Oh god, yes it is. Especially when you realize halfway through that the iPad cannot type "`".

(You can copy and paste it, though.)

Or Roku or a nest... Tons of devices use wifi but lack cameras or copy/paste.

The best human rememberable password is 4-5 words from a dictionary + a special character. Assuming that most people have roughly 20k words vocabulary and that most keyboards can type easily say 60 characters, you get 20,000^460 or 9.610^18 passwords. This means that if you were to crack at a rate of one billion (with a b) passwords per second (unrealistic) you would still take on average of 9,000 years or 18,000 years maximum.

If a person is choosing the words, they aren't going to be uniformly chosen from the list. For example, I'd be willing to bet "monkey" is much more common in passwords than "contacted" even though both words are probably known by about the same number of people.

Even so, of you assume that average person knows 20k words but would only use about 2,000 words in day to day life, and thus in his or her password. That still means that at one billion passwords per second (which is completely unrealistic, unless you are NSA) it would take 1.8 years to crack the password. Who would invest that much time and electricity into a wifi password, unless, again, you are the NSA :)

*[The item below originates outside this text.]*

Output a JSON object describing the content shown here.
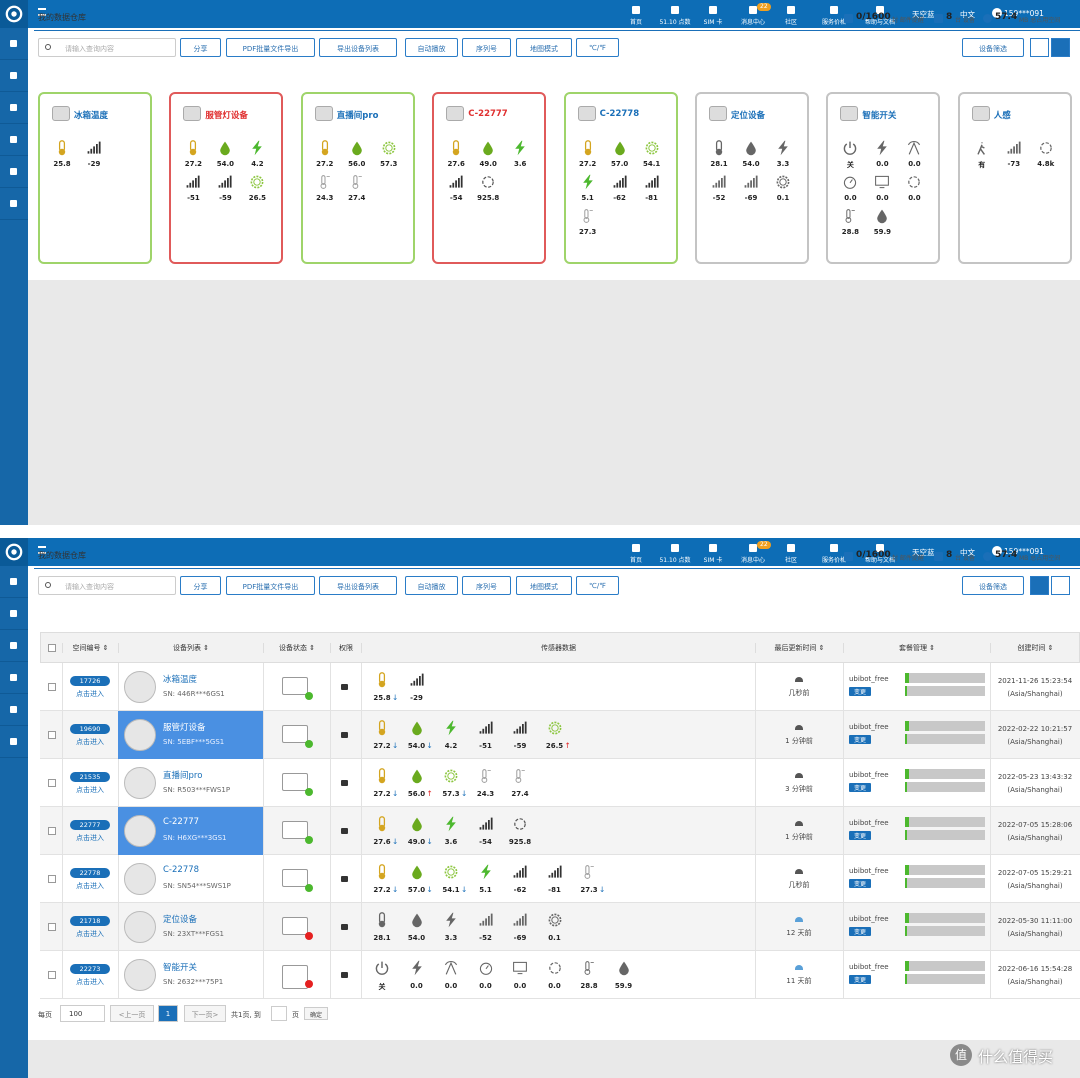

WPA2 is fine for what it's intended, provided you're using a long random key, otherwise the number of key-strengthening iterations could use some beefing up.

There are a few problems with all PSK schemes that make internal attacks problematic. Anyone who sniffs your initial handshake and knows the master PSK can read your traffic. There's a lack of mutual authentication. Having a scheme where each device registers its own password with the AP would probably be better.

Other than that, it's generally a good solution, why do you feel it needs replacing?

WPA2 is probably ok with a long passwor(d|phrase). The problem is nto WPA2 per se but another bundled technology in many rounters. WPS -- that is crack-able very easily. Many routers that even say they disable it don't really do it.

Search for it there is a list of routers that are better than others. With WPA+WPS we are mostly back to WEP days where any kid with a laptop and some googling skills can get access to many wireless networks.